Vera Fischer

Assistant and PhD Student

T: +41 26 300 8328

Address: Bd de Pérolles 90, 1700 Fribourg

Office: C 309




Short bio

I hold a bachelor degree in Business Administration (2015) and a master degree in Information Management (2018) both from the University of Fribourg, Switzerland with one semester (2017) at the Twente University in Enschede, Netherlands. I obtained the “Informatikpreis” for my master thesis from the "Stiftung zur Förderung der Informatik an der Universität Freiburg” in 2017 and the prize for “Best Master Thesis” from the Swiss Operations Research Society in 2018. Since 2018 I pursue a PhD under the supervision of Prof. Bernard Ries and Dr. Meritxell Pacheco.
Main research interests:
• Vehicle routing problems
• Logistics and transportation
• Mixed-integer linear programming


What my PhD thesis is about

Efficient and sustainable waste collection

In most Swiss municipalities, a curbside system is used to collect the non-recoverable solid waste. Typically, garbage bags are places on the sideways of the streets and rear-loaded trucks collect them at a specific day of the week. Due to the many stops of the heavy trucks, which are not suited for this kind of driving behavior, this classic waste collection strategy causes high fuel consumption, emissions and noise.

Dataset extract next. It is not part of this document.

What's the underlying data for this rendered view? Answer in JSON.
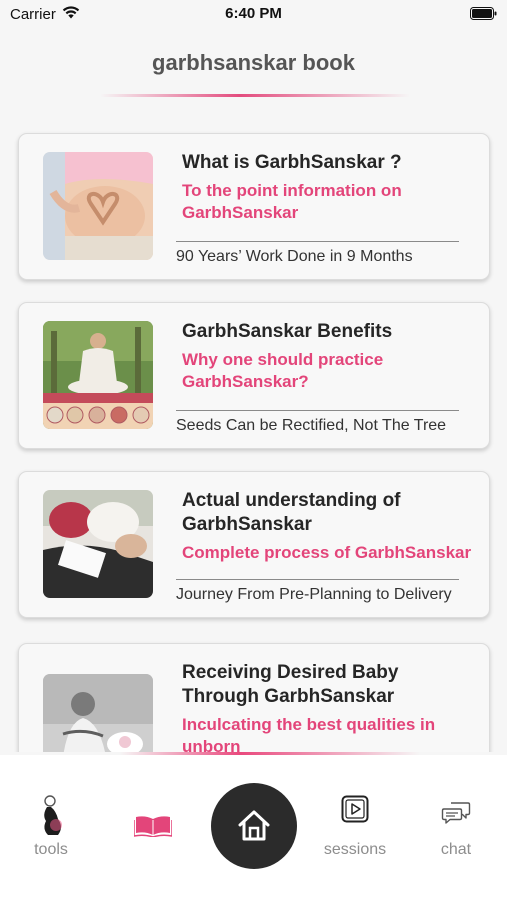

The objective of this project is to improve the municipal solid waste collection process by designing efficient and sustainable waste collection strategies targeted to the needs of the municipalities. This objective is pursued through the following three components. First, new waste collection concepts are proposed using modern physical waste collection elements, such as electric vehicles and containers with compressors. For example, small, agile vehicles may bring the garbage bags to larger containers in intermediate depots and large vehicles may then regularly discharge these containers. Second, mathematical models and optimization algorithms are developed for deciding how to design a waste collection concept for a given municipality in the best possible way. Typical decisions are about the locations of the waste collection points, the types of vehicles used to collect the waste at all collection points and the routing of each vehicle. Third, an interactive decision support tool is developed. It enables to specify the inputs, such as the street network and the waste quantities, and to display the results of the optimization algorithms for all alternatives. This tool will help the decision-makers to choose the best waste collection concept for their municipality.